A few more things
First: this is what the whole house looks like, for those who have been wondering if it's the same house they lived in. I hope it is the same house! I'd love to hear everyone's stories about it.Also, the landlord was creepy when I lived there, too. At one point, before the front room was turned into a separate studio apartment, he dropped by to announce that he was moving in. His wife had left him, and he needed a place to live, and since nobody was renting that room at the moment he was just going to live there himself. He did own the place, after all! But we didn't need to worry about a thing – he'd be sure to give us plenty of bathroom time in the morning to shave our legs and curl our hair and put on our makeup and whatnot (he obviously wasn't looking too closely at any of us if he thought we were going to care about any of that).
Um, I don't think so, I told him. Oh yes, I do think so, he said. Luckily the BYU housing office had our back, and he did not move in.
(A brief detour about housing at BYU, at least when I lived there: They have really weird rules there. Every student is required to live in university-approved housing – meaning, no boys & girls under the same roof, which led to some bizarre apartment building designs, among other social contortions. Whereas in most places a "housing unit" consists of a whole house or apartment, which you can rent and live in alone or sublet to friends or whatever, there, you usually just rent a bed. Most places had three bedrooms, with two beds in each bedroom. If you could convince enough friends to move into the other beds in the house, great. If not, the landlord would move someone in there. You could end up sleeping three feet away from someone you'd never met!
Also, according to the official rules, at least as recently as the early 90s, non-BYU students are not allowed to live in BYU housing. Presumably their non-BYU ways might taint or contaminate the otherwise pure and innocent students of the Lord's university. I found this out when a friend's little sister came to me in tears, claiming the place she'd been renting all summer was refusing to renew her contract for the fall because she wasn't a student. Preparing to kick some greedy landlord ass, I called the BYU housing office to get the real scoop – and found out it was true. According to the agreement with the university, they were completely within their rights to kick her out. Why it was okay to let her live there during the summer, I never found out – probably just because they needed the money.)

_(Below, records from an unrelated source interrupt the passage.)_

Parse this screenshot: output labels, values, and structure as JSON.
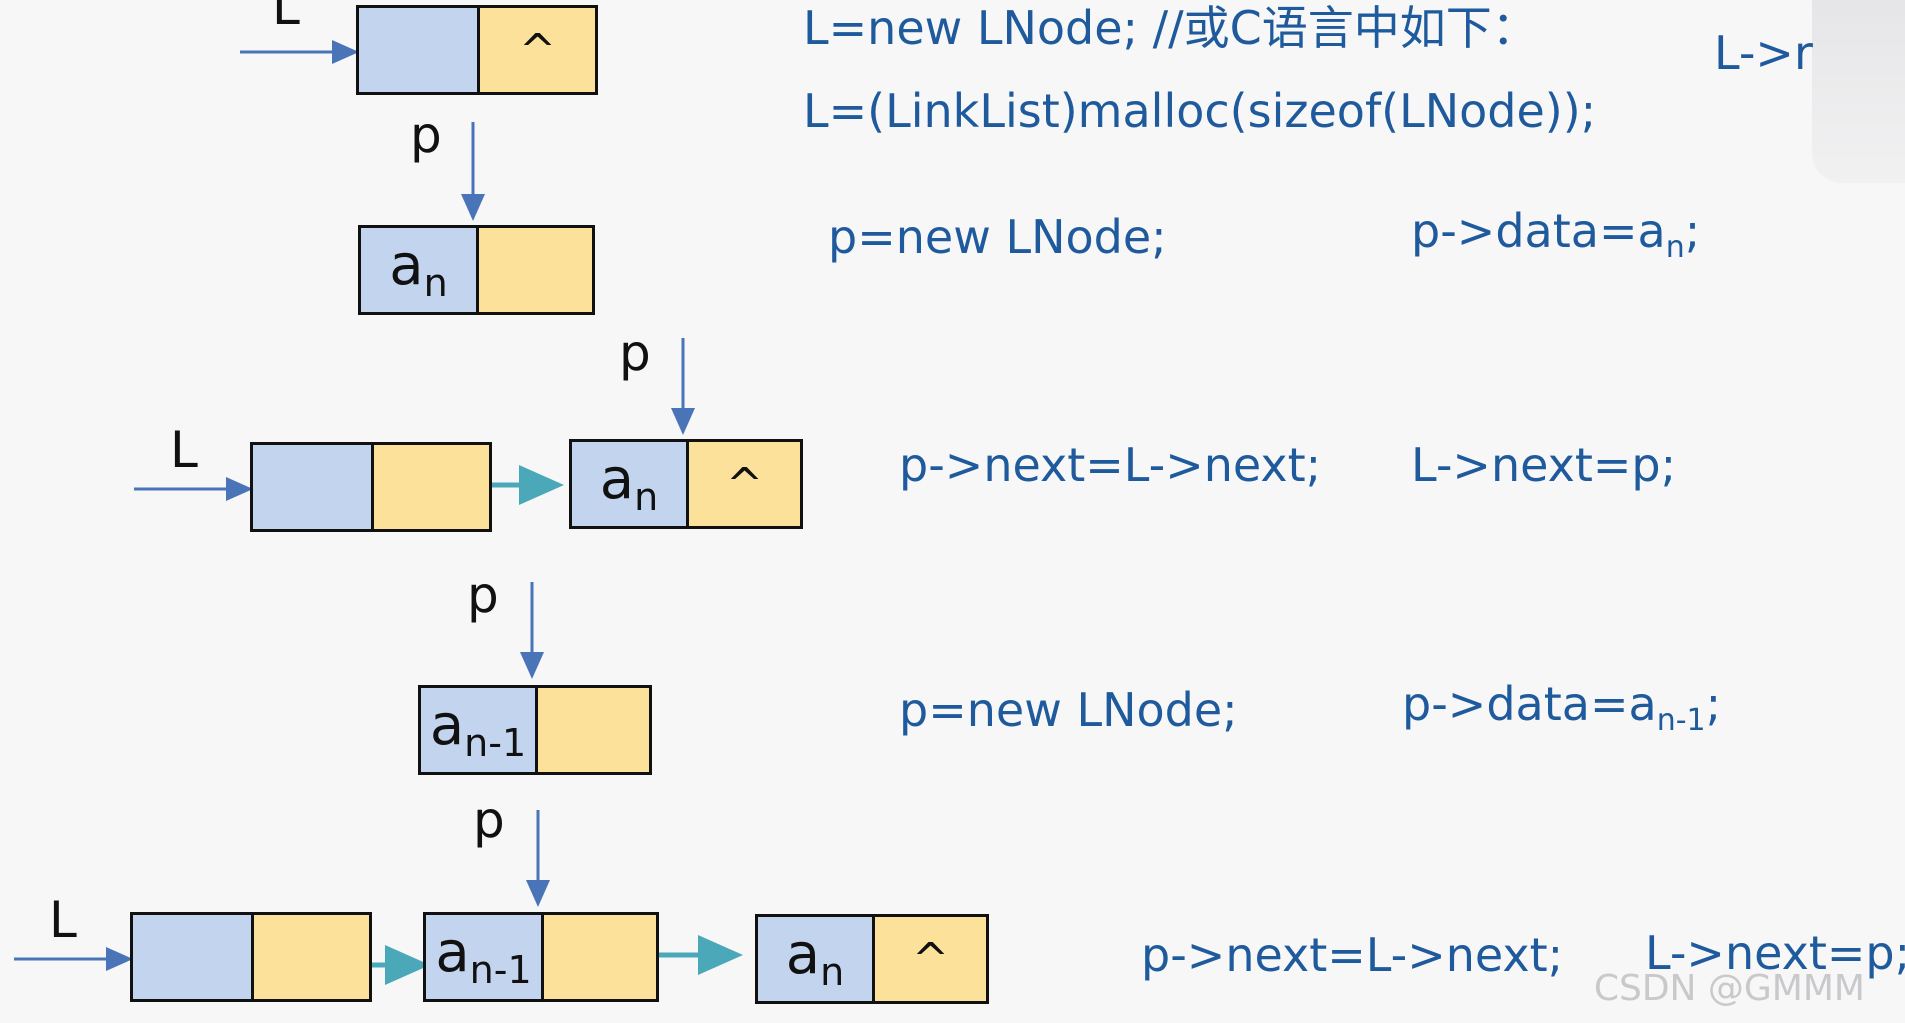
{
  "labels": {
    "L": "L",
    "p": "p"
  },
  "null_symbol": "^",
  "node_values": {
    "an_base": "a",
    "an_sub": "n",
    "an1_base": "a",
    "an1_sub": "n-1"
  },
  "code": {
    "line1": "L=new LNode; //或C语言中如下：",
    "line1_right": "L->r",
    "line2": "L=(LinkList)malloc(sizeof(LNode));",
    "step1_new": "p=new LNode;",
    "step1_data_pre": "p->data=a",
    "step1_data_sub": "n",
    "step1_data_post": ";",
    "step2_next": "p->next=L->next;",
    "step2_link": "L->next=p;",
    "step3_new": "p=new LNode;",
    "step3_data_pre": "p->data=a",
    "step3_data_sub": "n-1",
    "step3_data_post": ";",
    "step4_next": "p->next=L->next;",
    "step4_link": "L->next=p;"
  },
  "watermark": "CSDN @GMMM",
  "colors": {
    "data_cell": "#c2d4ee",
    "pointer_cell": "#fbe199",
    "code_text": "#1e5a9c",
    "arrow_blue": "#4a74b8",
    "arrow_teal": "#4aa8b8"
  }
}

Anyway: when I moved out of the Bauhaus, he tried to withhold my deposit. I still remember the amount: $75, a full month's rent. To me, in 1986, that was a lot of money. He claimed I had never paid a deposit, and I knew I had. Where's the receipt, then, he wanted to know. Well actually, I happen to have it right here, I replied. Then he claimed not to have the money – he was too poor! He wanted to mail me a check later. I told him that since he'd just tried to rip me off, I didn't trust him to send it (I can't believe I ever used to be that brave!) and asked for cash. Finally he pulled out his wallet and handed it over – he'd had it on him all along – sighing and rolling his eyes as if he was doing me a huge favor. I gave him the pathetic little handwritten receipt I'd prepared before I went to meet him, shook his cold oily hand, and never had to deal with him again. The scumbag.
(I remember that little square white wooden table, bigbrownhouse. I wish I had kept something, too. Actually – I did. A large blue and white porcelain dinner plate, which I still have. I've eaten dinner on it almost every night since 1985! Nobody else is allowed to eat on or even wash it, except me.)
And he still owns the place. The woman who lives there now with her husband is probably in her late 40s. They're both there for graduate school and can't wait to get out of Provo and move back to California. I don't blame them.
To me, the saddest thing is the loss of that big tree in front. It protected the house and gave it a feeling of warmth and ... hm, a kind of compassion. I spent a lot of time with that tree, and I always felt like it was aware of me, and watching out for me. I can't believe nobody's bothered to plant a new one in its place.
The forsythia is gone, too. The gravel driveway is paved now and the whole back yard of the house next to it, all the way back to the alley, has been turned into an enormous asphalt parking lot. Cars and ugly apartments everywhere. I don't know if all that junk is still in the back yard, though if that woman had not arrived when she did I would have gone back to look. I probably would have peeked in the windows, too, even with my mother sitting out in the car cringing at my audacity.
I only lived there a couple of years, but somehow I still feel like I own that house.